My family refuses to conduct road trips in silence, so when my grandmother and I were preparing for our drive to DC, I headed to the library to pick out an audiobook for our trip. I prefer nonfiction audiobooks, and I found a great selection on the YA audiobook shelf of my local library.
Victoria: The Portrait of a Queen by Catherine Reef is a well-done look at Queen Victoria’s entire life, from her birth to her ascension to the throne, her marriage, her children and grandchildren, and her eventual death in 1901 after sitting on the throne for over 60 years. Interspersed between well-woven prose are excerpt from writings by the Queen and about the Queen, novels of the time, newspaper clippings, et cetera.
The audiobook was well narrated by a nice British voice actress and had a very soothing voice for the most part, though the strange rasp she adapted for male voices, and elderly voices, felt very odd. She also did an American accent that just felt mildly offensive, but overall she did a great job.

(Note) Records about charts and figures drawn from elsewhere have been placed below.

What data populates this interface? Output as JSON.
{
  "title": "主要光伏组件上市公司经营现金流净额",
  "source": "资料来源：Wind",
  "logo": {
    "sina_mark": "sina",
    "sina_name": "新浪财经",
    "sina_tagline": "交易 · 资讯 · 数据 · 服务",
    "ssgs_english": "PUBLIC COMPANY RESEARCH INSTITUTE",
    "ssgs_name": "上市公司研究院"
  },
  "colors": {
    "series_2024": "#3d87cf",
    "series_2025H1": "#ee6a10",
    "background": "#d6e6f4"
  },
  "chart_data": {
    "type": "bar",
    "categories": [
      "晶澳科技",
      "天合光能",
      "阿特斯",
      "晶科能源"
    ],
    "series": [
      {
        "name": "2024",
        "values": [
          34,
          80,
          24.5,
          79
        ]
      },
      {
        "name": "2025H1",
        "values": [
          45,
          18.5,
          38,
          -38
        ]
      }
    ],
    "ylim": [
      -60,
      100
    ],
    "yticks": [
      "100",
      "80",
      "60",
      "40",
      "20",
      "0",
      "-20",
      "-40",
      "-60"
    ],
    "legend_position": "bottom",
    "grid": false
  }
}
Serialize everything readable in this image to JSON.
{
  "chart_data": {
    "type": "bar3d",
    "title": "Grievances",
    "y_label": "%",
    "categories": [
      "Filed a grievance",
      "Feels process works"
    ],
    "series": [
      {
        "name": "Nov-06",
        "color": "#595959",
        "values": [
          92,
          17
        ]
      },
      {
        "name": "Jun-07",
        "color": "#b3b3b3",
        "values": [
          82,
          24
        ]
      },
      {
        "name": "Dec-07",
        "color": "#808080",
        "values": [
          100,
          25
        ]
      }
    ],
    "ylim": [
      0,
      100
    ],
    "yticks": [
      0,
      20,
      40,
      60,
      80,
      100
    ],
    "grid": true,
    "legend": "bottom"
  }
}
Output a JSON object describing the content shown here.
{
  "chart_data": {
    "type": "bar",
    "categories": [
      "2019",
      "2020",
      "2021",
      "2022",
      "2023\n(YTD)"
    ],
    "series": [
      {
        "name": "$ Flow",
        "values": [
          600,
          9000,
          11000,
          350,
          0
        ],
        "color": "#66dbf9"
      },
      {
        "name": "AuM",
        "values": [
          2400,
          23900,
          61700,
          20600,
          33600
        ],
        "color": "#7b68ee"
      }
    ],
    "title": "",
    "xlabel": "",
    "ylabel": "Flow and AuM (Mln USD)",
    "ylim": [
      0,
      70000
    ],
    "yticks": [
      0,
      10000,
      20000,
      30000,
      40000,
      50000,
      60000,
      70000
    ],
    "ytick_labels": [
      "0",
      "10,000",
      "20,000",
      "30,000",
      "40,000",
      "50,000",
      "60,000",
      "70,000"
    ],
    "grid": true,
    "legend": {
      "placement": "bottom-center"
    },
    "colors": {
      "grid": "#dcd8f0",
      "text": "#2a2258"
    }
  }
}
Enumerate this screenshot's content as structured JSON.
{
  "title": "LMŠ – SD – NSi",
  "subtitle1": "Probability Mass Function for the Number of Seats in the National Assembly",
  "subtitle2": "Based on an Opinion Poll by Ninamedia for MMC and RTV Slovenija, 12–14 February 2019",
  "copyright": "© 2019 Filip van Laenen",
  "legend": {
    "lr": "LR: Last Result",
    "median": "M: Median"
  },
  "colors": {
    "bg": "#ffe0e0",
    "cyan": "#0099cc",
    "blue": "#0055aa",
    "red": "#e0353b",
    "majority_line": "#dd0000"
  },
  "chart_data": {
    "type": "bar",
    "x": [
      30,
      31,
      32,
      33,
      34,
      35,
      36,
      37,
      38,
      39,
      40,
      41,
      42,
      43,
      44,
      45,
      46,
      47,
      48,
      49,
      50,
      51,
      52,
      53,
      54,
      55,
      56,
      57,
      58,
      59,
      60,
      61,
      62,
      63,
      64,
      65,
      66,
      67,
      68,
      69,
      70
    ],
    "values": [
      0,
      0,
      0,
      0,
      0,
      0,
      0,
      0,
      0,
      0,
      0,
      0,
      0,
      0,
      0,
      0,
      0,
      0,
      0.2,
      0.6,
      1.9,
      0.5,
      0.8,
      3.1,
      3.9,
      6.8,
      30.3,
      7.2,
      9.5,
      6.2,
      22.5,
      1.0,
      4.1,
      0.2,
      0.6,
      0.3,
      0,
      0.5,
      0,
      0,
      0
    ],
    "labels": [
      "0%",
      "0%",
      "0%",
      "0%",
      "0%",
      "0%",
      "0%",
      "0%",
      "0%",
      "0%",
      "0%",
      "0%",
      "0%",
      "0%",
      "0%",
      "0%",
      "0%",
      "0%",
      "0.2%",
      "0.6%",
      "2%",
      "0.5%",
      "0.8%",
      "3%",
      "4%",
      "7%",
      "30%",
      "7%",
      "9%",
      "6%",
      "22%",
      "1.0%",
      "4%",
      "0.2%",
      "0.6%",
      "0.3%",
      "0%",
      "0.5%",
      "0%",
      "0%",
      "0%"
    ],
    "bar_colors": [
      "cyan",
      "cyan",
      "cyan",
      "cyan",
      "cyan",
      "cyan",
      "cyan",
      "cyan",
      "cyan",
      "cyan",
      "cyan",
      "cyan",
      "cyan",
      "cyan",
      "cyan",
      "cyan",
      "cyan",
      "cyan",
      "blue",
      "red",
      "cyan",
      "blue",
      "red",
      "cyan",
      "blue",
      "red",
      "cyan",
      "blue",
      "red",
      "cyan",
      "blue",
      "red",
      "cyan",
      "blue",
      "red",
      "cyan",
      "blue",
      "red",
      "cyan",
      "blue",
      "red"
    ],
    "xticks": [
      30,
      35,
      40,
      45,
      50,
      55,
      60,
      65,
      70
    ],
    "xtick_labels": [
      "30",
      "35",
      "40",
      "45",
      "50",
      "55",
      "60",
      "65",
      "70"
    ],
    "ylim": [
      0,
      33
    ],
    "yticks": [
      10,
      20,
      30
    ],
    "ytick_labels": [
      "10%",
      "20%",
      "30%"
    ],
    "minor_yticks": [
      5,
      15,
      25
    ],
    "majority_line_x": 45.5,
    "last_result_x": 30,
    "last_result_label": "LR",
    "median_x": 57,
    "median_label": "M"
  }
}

This book is short, less than 5 hours long, but you’ll learn a lot about Queen Victoria’s life, from how she became Queen (family politics, scoundrels, the work) to what life was like in Victorian England in workhouses to her political dealings with various prime ministers and her devoted love to her husband, Albert. I loved seeing how she handled her many children so differently and what was expected and allowed of each of them, from the heir to the throne to the many spares and even a daughter she didn’t want to let marry so she could keep her company!